Figure 2. The correlation between acceptance for poaching and traditions for big game hunting (upper panel), and between the potential conflict index (PCI2) and human density (log transformed; lower panel) at county level.


The selected model showed that the conflict between people (PCI2) was higher in Norway than in Sweden (F1,115 = 199.10, p<0.001; Table 4) and particularly high in counties with intermediate human densities (F1,115 = 9.25, p = 0.004; Fig. 2). Present and historic carnivore densities did not affect the PCI2 at county level (all p>0.16).

To test for the effect of wolf zonation we split the data into municipalities, but found no effect of wolf zone on PCI2 (all p>0.45).

Acceptance and Conflicts Related to Sheep Farming

We only have data of sheep density and sheep loss at the county level in Norway. In these models the acceptance level of poaching was only associated with big game hunting traditions (slope = 0.21, t = 3.3, d.f. = 1, p = 0.004), while PCI2 increased with increasing sheep density (slope = 0.064, t = 3.53, d.f. = 1, p = 0.03). We found the same association between PCI2 and sheep density regardless of carnivore species (Fig. 3). Carnivore density did not correlate significantly with either acceptance of illegal hunting or PCI2 (all p>0.22).

Figure 3. The correlation between potential conflict level (PCI2) and free ranging sheep density (sheep pr. km2 at county level; log transformed).

PCI2 estimated for each of the four carnivore species (PCI 6 Bear, PCI 7 Wolf, PCI 8 Wolverine, PCI 9 Lynx).


Our findings show that large carnivore conflict in Scandinavia is not driven by the presence of carnivores, the presence of wolf zones, or the loss of sheep depredated by carnivores. Rather, the conflict associated with large carnivores is linked to rural cultural values such as sheep farming and a tradition of big game hunting. People living in rural areas with big game hunting and sheep farming are more likely to accept illegal hunting compared to people living in areas with less rural traditions. Moreover, Norwegians showed a four times higher inclination towards accepting poaching than Swedes. This contrasts with earlier studies showing that attitudes toward wildlife species become increasingly negative when people are directly affected, e.g. when carnivores prey on domestic animals, become a threat to peoples’ safety, or establish themselves close to human settlement [26], [40], [41]. This is often referred to as the NIMBY (Not In My Back Yard) effect – i.e. carnivores might be acceptable until they get too close [42]. If the NIMBY effect was present in our study, we would have expected Swedes to be more inclined to accept poaching than Norwegians since carnivore densities in Sweden are significantly higher than in Norway [14].

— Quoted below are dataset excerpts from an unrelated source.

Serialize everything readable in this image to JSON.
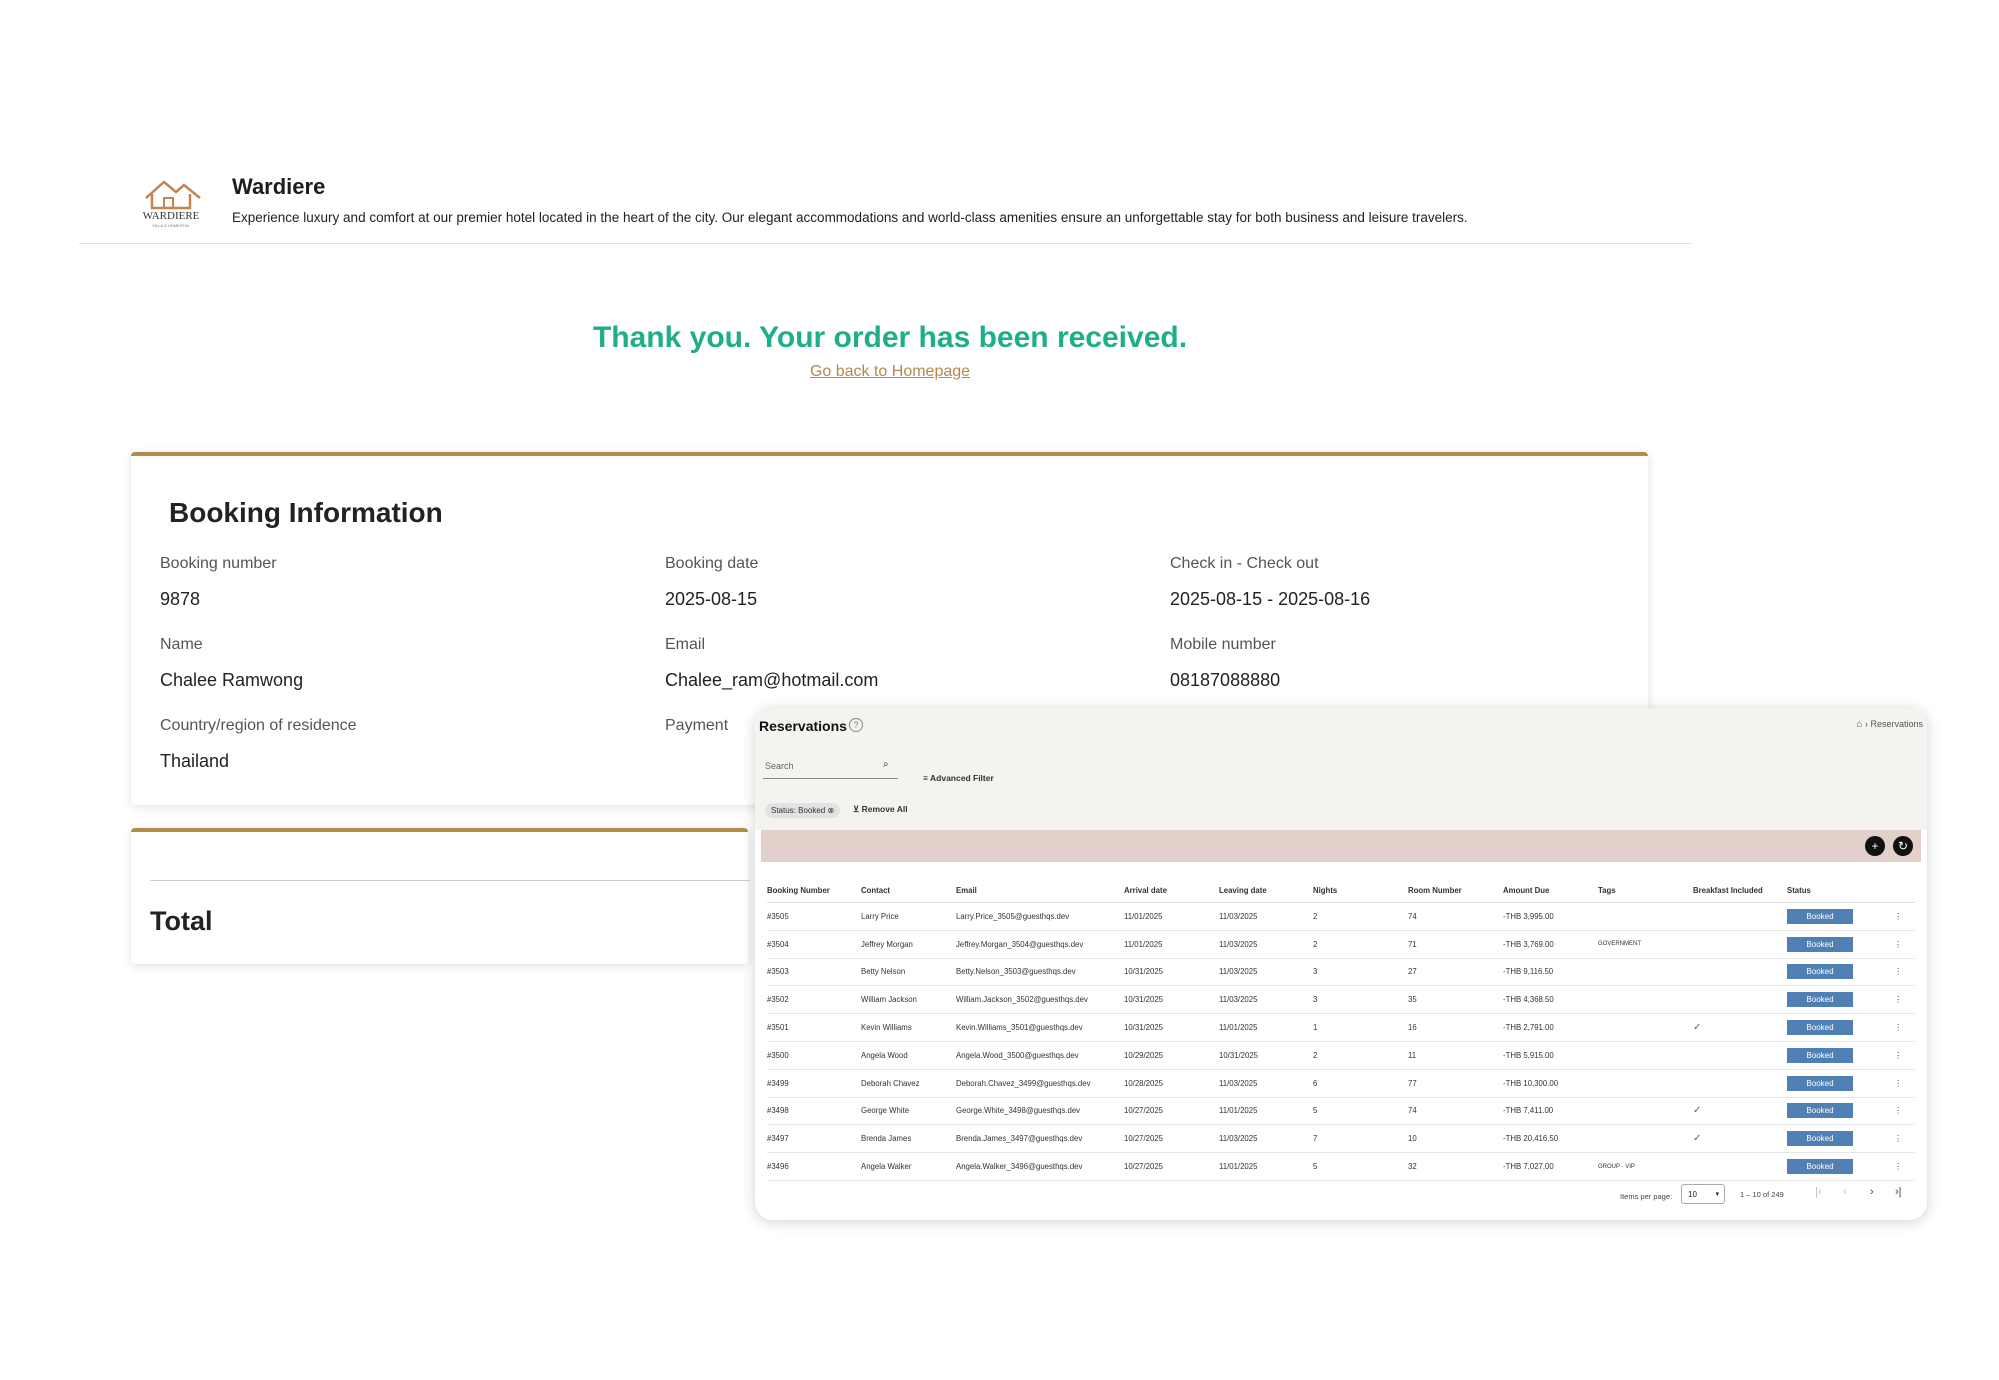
{
  "brand": {
    "name": "Wardiere",
    "logo_text": "WARDIERE",
    "logo_subtext": "VILLA & HOMESTAY",
    "description": "Experience luxury and comfort at our premier hotel located in the heart of the city. Our elegant accommodations and world-class amenities ensure an unforgettable stay for both business and leisure travelers."
  },
  "confirmation": {
    "title": "Thank you. Your order has been received.",
    "link": "Go back to Homepage"
  },
  "booking": {
    "title": "Booking Information",
    "fields": {
      "booking_number": {
        "label": "Booking number",
        "value": "9878"
      },
      "booking_date": {
        "label": "Booking date",
        "value": "2025-08-15"
      },
      "check_in_out": {
        "label": "Check in - Check out",
        "value": "2025-08-15 - 2025-08-16"
      },
      "name": {
        "label": "Name",
        "value": "Chalee Ramwong"
      },
      "email": {
        "label": "Email",
        "value": "Chalee_ram@hotmail.com"
      },
      "mobile": {
        "label": "Mobile number",
        "value": "08187088880"
      },
      "country": {
        "label": "Country/region of residence",
        "value": "Thailand"
      },
      "payment": {
        "label": "Payment"
      }
    },
    "total_label": "Total"
  },
  "reservations": {
    "title": "Reservations",
    "breadcrumb": "Reservations",
    "search_placeholder": "Search",
    "advanced_filter": "Advanced Filter",
    "chip": "Status: Booked",
    "remove_all": "Remove All",
    "columns": [
      "Booking Number",
      "Contact",
      "Email",
      "Arrival date",
      "Leaving date",
      "Nights",
      "Room Number",
      "Amount Due",
      "Tags",
      "Breakfast Included",
      "Status"
    ],
    "rows": [
      {
        "num": "#3505",
        "contact": "Larry Price",
        "email": "Larry.Price_3505@guesthqs.dev",
        "arrival": "11/01/2025",
        "leaving": "11/03/2025",
        "nights": "2",
        "room": "74",
        "amount": "-THB 3,995.00",
        "tags": "",
        "breakfast": "",
        "status": "Booked"
      },
      {
        "num": "#3504",
        "contact": "Jeffrey Morgan",
        "email": "Jeffrey.Morgan_3504@guesthqs.dev",
        "arrival": "11/01/2025",
        "leaving": "11/03/2025",
        "nights": "2",
        "room": "71",
        "amount": "-THB 3,769.00",
        "tags": "GOVERNMENT",
        "breakfast": "",
        "status": "Booked"
      },
      {
        "num": "#3503",
        "contact": "Betty Nelson",
        "email": "Betty.Nelson_3503@guesthqs.dev",
        "arrival": "10/31/2025",
        "leaving": "11/03/2025",
        "nights": "3",
        "room": "27",
        "amount": "-THB 9,116.50",
        "tags": "",
        "breakfast": "",
        "status": "Booked"
      },
      {
        "num": "#3502",
        "contact": "William Jackson",
        "email": "William.Jackson_3502@guesthqs.dev",
        "arrival": "10/31/2025",
        "leaving": "11/03/2025",
        "nights": "3",
        "room": "35",
        "amount": "-THB 4,368.50",
        "tags": "",
        "breakfast": "",
        "status": "Booked"
      },
      {
        "num": "#3501",
        "contact": "Kevin Williams",
        "email": "Kevin.Williams_3501@guesthqs.dev",
        "arrival": "10/31/2025",
        "leaving": "11/01/2025",
        "nights": "1",
        "room": "16",
        "amount": "-THB 2,791.00",
        "tags": "",
        "breakfast": "✓",
        "status": "Booked"
      },
      {
        "num": "#3500",
        "contact": "Angela Wood",
        "email": "Angela.Wood_3500@guesthqs.dev",
        "arrival": "10/29/2025",
        "leaving": "10/31/2025",
        "nights": "2",
        "room": "11",
        "amount": "-THB 5,915.00",
        "tags": "",
        "breakfast": "",
        "status": "Booked"
      },
      {
        "num": "#3499",
        "contact": "Deborah Chavez",
        "email": "Deborah.Chavez_3499@guesthqs.dev",
        "arrival": "10/28/2025",
        "leaving": "11/03/2025",
        "nights": "6",
        "room": "77",
        "amount": "-THB 10,300.00",
        "tags": "",
        "breakfast": "",
        "status": "Booked"
      },
      {
        "num": "#3498",
        "contact": "George White",
        "email": "George.White_3498@guesthqs.dev",
        "arrival": "10/27/2025",
        "leaving": "11/01/2025",
        "nights": "5",
        "room": "74",
        "amount": "-THB 7,411.00",
        "tags": "",
        "breakfast": "✓",
        "status": "Booked"
      },
      {
        "num": "#3497",
        "contact": "Brenda James",
        "email": "Brenda.James_3497@guesthqs.dev",
        "arrival": "10/27/2025",
        "leaving": "11/03/2025",
        "nights": "7",
        "room": "10",
        "amount": "-THB 20,416.50",
        "tags": "",
        "breakfast": "✓",
        "status": "Booked"
      },
      {
        "num": "#3496",
        "contact": "Angela Walker",
        "email": "Angela.Walker_3496@guesthqs.dev",
        "arrival": "10/27/2025",
        "leaving": "11/01/2025",
        "nights": "5",
        "room": "32",
        "amount": "-THB 7,027.00",
        "tags": "GROUP · VIP",
        "breakfast": "",
        "status": "Booked"
      }
    ],
    "pager": {
      "items_per_page_label": "Items per page:",
      "items_per_page": "10",
      "range": "1 – 10 of 249"
    }
  }
}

Our results showed no differences in attitude toward poaching within and outside the wolf zoning area. This is supported by our finding that carnivore abundance did not affect the attitude toward poaching and that those who accept poaching do so independent of carnivore species. Therefore, zonation for one species may not be the best solution to reduce acceptance of illegal hunting.

Part of the explanation for the variation between Norway and Sweden might be how people identify with rural cultures. While 63% of the Norwegian respondents in our survey report they are living in a municipality with strong big game hunting traditions, this was the case for only 23% of the Swedish respondents. Although Norway and Sweden share many social, cultural and geographical characteristics, one major difference is the Norwegian district policy by which the government subsidises rural settlements and economic development throughout the country, including agriculture and livestock husbandry [43]. This action helps to maintain the cultural landscape shaped by grazing and small scale farming despite the fact that the national sheep industry is not economically sustainable the way it is structured today [44]. After decades of bounties and eradication of large carnivore populations in Norway [41], [45], [46], more than 2 million sheep currently graze freely on pastures, forest or mountain ranges without any protection from carnivores [47], [48]. When the carnivores returned to Norway due to conservation efforts in the 1960s and 1970s [41], the rural practice of free-ranging sheep in Norway did not adapt to this changing situation. Switzerland, a country economically and politically comparable to Norway and Sweden shows a similar pattern in their human – carnivore conflict. According to Breitenmoser (1998) the return of large predators will not be possible in Switzerland without changing the system of sheep husbandry [49].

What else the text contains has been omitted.